BANDUNG, KOMPAS.com – Pemerintah Provinsi Jawa Barat bersama Pemerintah Kota Bandung berkolaborasi untuk melakukan penataan komprehensif di kawasan pusat kota, meliputi area Gedung Sate hingga Monumen Perjuangan (Monju). Langkah ini diambil sebagai tindak lanjut arahan Gubernur Jawa Barat untuk menjadikan kawasan tersebut sebagai ruang publik yang nyaman bagi masyarakat.
Sekretaris Daerah Jawa Barat, Herman Suryatman, mengungkapkan bahwa penataan ini bertujuan untuk menciptakan pusat kota yang lebih bersih, rapi, dan nyaman. “Kita ingin kawasan ini menjadi contoh. Sebuah ruang kota yang bersih, indah, nyaman, dan aman, sehingga masyarakat bisa memanfaatkannya sebagai ruang terbuka hijau untuk beraktivitas dan bercengkrama,” ujar Herman dalam keterangan tertulisnya, Rabu (22/4/2026).
Kolaborasi Strategis Pemprov dan Pemkot
Herman menekankan pentingnya kerja sama antara Pemprov Jabar dan Pemkot Bandung dalam penataan kawasan ini. Meskipun secara administratif berada di wilayah Kota Bandung, kawasan Gedung Sate dan Monju memiliki nilai strategis bagi provinsi.

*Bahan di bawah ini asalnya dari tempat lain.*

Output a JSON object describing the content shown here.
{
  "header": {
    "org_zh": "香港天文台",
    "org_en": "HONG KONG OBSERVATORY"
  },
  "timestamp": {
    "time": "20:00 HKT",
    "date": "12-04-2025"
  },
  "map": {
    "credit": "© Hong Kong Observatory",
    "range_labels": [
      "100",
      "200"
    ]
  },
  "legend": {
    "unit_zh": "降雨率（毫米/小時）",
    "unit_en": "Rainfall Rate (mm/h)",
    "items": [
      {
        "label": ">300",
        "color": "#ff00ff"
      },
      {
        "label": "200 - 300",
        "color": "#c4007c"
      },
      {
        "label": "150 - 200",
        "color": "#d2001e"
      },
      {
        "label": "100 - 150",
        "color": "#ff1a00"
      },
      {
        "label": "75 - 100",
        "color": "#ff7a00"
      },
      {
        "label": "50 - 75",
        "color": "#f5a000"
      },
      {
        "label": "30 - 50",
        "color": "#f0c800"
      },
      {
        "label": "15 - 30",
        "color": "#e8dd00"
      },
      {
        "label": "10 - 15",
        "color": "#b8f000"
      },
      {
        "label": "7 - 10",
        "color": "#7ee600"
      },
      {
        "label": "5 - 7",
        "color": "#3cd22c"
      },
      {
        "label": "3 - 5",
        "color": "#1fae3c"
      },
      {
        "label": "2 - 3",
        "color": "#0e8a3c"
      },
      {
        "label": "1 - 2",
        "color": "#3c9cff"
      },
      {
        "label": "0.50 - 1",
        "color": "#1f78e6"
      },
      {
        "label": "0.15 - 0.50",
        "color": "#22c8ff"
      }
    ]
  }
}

“Karena ini masuk wilayah Kota Bandung, maka kami harus berkoordinasi, kulonowun. Ke depan, penataan kawasan Gedung Sate dan Monju akan dilakukan bersama, mulai dari kebersihan, taman, jalan hingga aspek keamanan,” jelas Herman.
Penataan yang akan dilakukan tidak hanya terbatas pada perbaikan fisik kawasan, tetapi juga mencakup penertiban lingkungan sekitar, seperti penataan spanduk dan baliho, pedagang kaki lima (PKL), serta penguatan aspek keamanan.

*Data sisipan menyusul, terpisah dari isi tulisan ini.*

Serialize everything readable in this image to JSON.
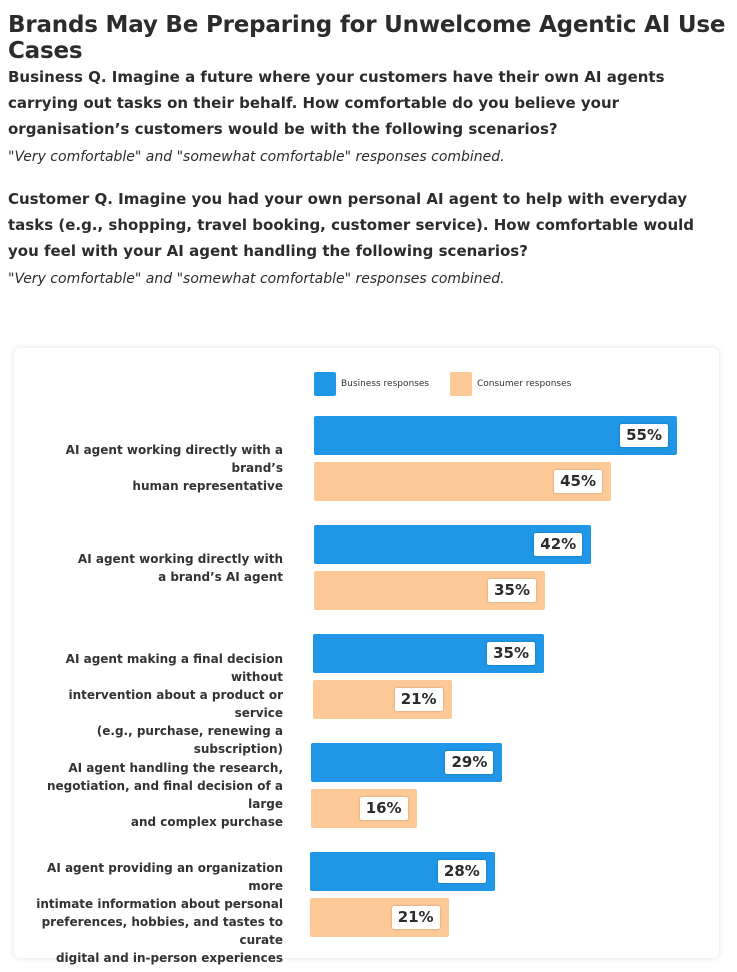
{
  "page": {
    "title": "Brands May Be Preparing for Unwelcome Agentic AI Use Cases",
    "business_question": "Business Q. Imagine a future where your customers have their own AI agents carrying out tasks on their behalf. How comfortable do you believe your organisation’s customers would be with the following scenarios?",
    "business_note": "\"Very comfortable\" and \"somewhat comfortable\" responses combined.",
    "customer_question": "Customer Q. Imagine you had your own personal AI agent to help with everyday tasks (e.g., shopping, travel booking, customer service). How comfortable would you feel with your AI agent handling the following scenarios?",
    "customer_note": "\"Very comfortable\" and \"somewhat comfortable\" responses combined."
  },
  "colors": {
    "business": "#1f96e6",
    "consumer": "#fdc997"
  },
  "chart_data": {
    "type": "bar",
    "orientation": "horizontal",
    "legend_position": "top",
    "grid": false,
    "xlim": [
      0,
      60
    ],
    "categories": [
      "AI agent working directly with a brand’s\nhuman representative",
      "AI agent working directly with\na brand’s AI agent",
      "AI agent making a final decision without\nintervention about a product or service\n(e.g., purchase, renewing a subscription)",
      "AI agent handling the research,\nnegotiation, and final decision of a large\nand complex purchase",
      "AI agent providing an organization more\nintimate information about personal\npreferences, hobbies, and tastes to curate\ndigital and in-person experiences"
    ],
    "series": [
      {
        "name": "Business responses",
        "values": [
          55,
          42,
          35,
          29,
          28
        ],
        "labels": [
          "55%",
          "42%",
          "35%",
          "29%",
          "28%"
        ]
      },
      {
        "name": "Consumer responses",
        "values": [
          45,
          35,
          21,
          16,
          21
        ],
        "labels": [
          "45%",
          "35%",
          "21%",
          "16%",
          "21%"
        ]
      }
    ]
  }
}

Dukungan Penuh Pemkot Bandung
Menanggapi inisiatif tersebut, Sekretaris Daerah Kota Bandung, Iskandar Zulkarnaen, menyatakan kesiapan penuh Pemerintah Kota Bandung untuk mendukung program penataan ini.
“Termasuk penanganan parkir liar, rekayasa lalu lintas, penataan PKL, serta ketertiban kawasan. Ujungnya tentu pada peningkatan pariwisata. Kalau kota sudah bersih, indah, nyaman, dan aman, maka kunjungan wisata akan meningkat dan berdampak pada pendapatan daerah,” kata Iskandar.

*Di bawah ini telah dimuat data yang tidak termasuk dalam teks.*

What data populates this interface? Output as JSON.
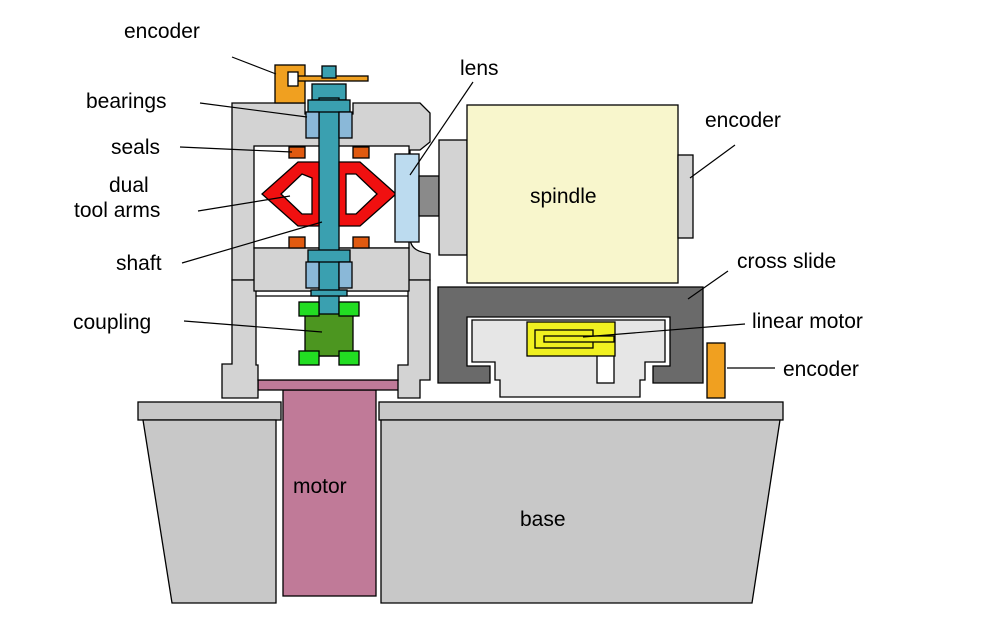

Kerja sama ini akan mencakup berbagai aspek, mulai dari pengelolaan sampah, perbaikan infrastruktur, hingga pengaturan lalu lintas dan keamanan kawasan. Iskandar berharap kawasan Gedung Sate dapat menjadi percontohan penataan kota yang baik di Jawa Barat.
Penegasan Visi Penataan Kota
Sebelumnya, Gubernur Jawa Barat Dedi Mulyadi telah menegaskan pentingnya memiliki wajah ibu kota provinsi yang tertata dengan baik. Ia menyampaikan, “Ini Ibu Kota, Ibu Kota jangan lebih jelek dari ibu tiri.”